John Cochrane praises so-called “price gouging.” (HT Kevin Corcoran)
The difference between Milton Friedman and Joseph Stiglitz. (HT HumanProgress.org)
Here’s excellent advice from Vance Ginn: “To grow freely, resist the ‘New Right.'” A slice:
[Oren] Cass claims these policies will benefit workers and domestic industries, yet history and economics tell us otherwise. The New Deal, Great Society, and more recent Obama-Biden policies, all rooted in similar principles, have repeatedly demonstrated the failure of such approaches to deliver sustainable economic growth.

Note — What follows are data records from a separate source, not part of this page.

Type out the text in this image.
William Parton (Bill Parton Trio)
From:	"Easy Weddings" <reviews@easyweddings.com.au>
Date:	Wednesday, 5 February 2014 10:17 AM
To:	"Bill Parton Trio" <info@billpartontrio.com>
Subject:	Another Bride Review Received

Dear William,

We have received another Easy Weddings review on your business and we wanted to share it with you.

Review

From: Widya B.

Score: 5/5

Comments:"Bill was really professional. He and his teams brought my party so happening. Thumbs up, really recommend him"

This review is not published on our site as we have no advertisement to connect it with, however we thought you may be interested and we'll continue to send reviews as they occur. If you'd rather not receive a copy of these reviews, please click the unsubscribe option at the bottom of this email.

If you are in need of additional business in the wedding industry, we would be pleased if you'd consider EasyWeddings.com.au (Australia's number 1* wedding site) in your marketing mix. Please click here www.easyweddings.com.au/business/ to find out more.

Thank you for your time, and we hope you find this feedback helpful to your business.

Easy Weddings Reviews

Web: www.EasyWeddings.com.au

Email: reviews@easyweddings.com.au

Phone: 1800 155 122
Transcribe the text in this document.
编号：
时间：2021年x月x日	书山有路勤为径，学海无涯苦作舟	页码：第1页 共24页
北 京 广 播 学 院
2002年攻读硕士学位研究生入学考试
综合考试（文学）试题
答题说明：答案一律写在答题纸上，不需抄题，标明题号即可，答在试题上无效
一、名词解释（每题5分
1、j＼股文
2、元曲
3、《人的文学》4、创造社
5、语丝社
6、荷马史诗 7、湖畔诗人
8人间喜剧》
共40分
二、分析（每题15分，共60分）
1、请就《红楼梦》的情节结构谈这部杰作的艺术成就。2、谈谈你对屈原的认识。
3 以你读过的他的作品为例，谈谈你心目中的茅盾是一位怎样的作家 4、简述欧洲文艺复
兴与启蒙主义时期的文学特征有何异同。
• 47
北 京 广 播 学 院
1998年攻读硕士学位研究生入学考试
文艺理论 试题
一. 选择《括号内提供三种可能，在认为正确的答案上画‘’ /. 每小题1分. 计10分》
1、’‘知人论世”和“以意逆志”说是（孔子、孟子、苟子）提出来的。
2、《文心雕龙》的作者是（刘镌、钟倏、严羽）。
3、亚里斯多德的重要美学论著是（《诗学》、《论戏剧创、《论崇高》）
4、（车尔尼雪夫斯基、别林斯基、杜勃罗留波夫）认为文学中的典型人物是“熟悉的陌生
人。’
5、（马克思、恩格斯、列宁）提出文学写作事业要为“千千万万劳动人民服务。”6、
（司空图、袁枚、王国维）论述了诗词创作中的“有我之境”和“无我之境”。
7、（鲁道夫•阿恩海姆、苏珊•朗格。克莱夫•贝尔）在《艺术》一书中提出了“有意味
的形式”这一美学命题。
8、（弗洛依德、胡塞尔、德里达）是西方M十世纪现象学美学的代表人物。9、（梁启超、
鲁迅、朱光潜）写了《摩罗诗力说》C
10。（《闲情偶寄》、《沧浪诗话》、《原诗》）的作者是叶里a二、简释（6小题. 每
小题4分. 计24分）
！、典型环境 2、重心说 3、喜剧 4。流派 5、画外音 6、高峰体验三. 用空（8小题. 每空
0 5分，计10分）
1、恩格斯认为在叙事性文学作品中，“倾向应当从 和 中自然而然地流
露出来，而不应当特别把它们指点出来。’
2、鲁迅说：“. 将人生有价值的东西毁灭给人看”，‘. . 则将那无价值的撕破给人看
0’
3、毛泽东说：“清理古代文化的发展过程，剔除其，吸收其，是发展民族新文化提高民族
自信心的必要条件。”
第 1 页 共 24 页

“Dog Bites Man!” “Gravity Still Operational!” A Politician Dissembles and Distorts!. A slice:
Meanwhile, it is doubtful that Walz concerns himself much with the ethics of “women’s reproductive health,” including abortion, since he signed a bill last year that would no longer require doctors to preserve the life of infants who survive abortion. Whereas Minnesota law used to require medical personnel to “preserve the life and health of the born alive infant,” the Walz-approved law says only that doctors “care for the infant who is born alive.”
So “care” can mean “let die,” if one’s conscience permits.
Such deceptive language is the stuff of nightmares and leads to the gulag. Walz’s administration cloaks reality with words that neither offend nor inform. Then he employs soothing love language to justify turning Minnesota into a sanctuary state for children seeking transgender treatments. Everybody is welcome in Minnesota, he says, but he also believes that children, in some cases, should be allowed access to surgical and chemical procedures without the consent of their parents.
On the recommendation of Timothy Taylor, I’m going to read an 1893 paper – originally published in the Quarterly Journal of Economics – by Simon Newcomb. The paper is titled “The Problem of Economic Education.” A slice from Taylor’s blog post:
But here in the US, we are living in a time when proposals to place large limitations on foreign trade are common: I cannot think of a time since Vice President Al Gore defended the North American Free Trade Agreement against the criticism of Ross Perot back in 1993 that a prominent US politician has even tried to make a pro-trade case. There are current proposals to put price limits on everything from rent to pharmaceuticals to groceries are common as well. Politicians often seem to have a hard time making a distinction between the number of jobs, which is not the major issue in a US economy where the unemployment rate has been around 4% for more last two years, and the qualities of those jobs in terms of the wages, benefits, training and opportunities that are emerging from the matches between workers and employers in the labor market. No leading politician is willing to take the idea of “you can’t eat your cake and have it too” and tackle well-known issues like the trendlines to insolvency of Social Security and Medicare, or the need to bring down budget deficits over time.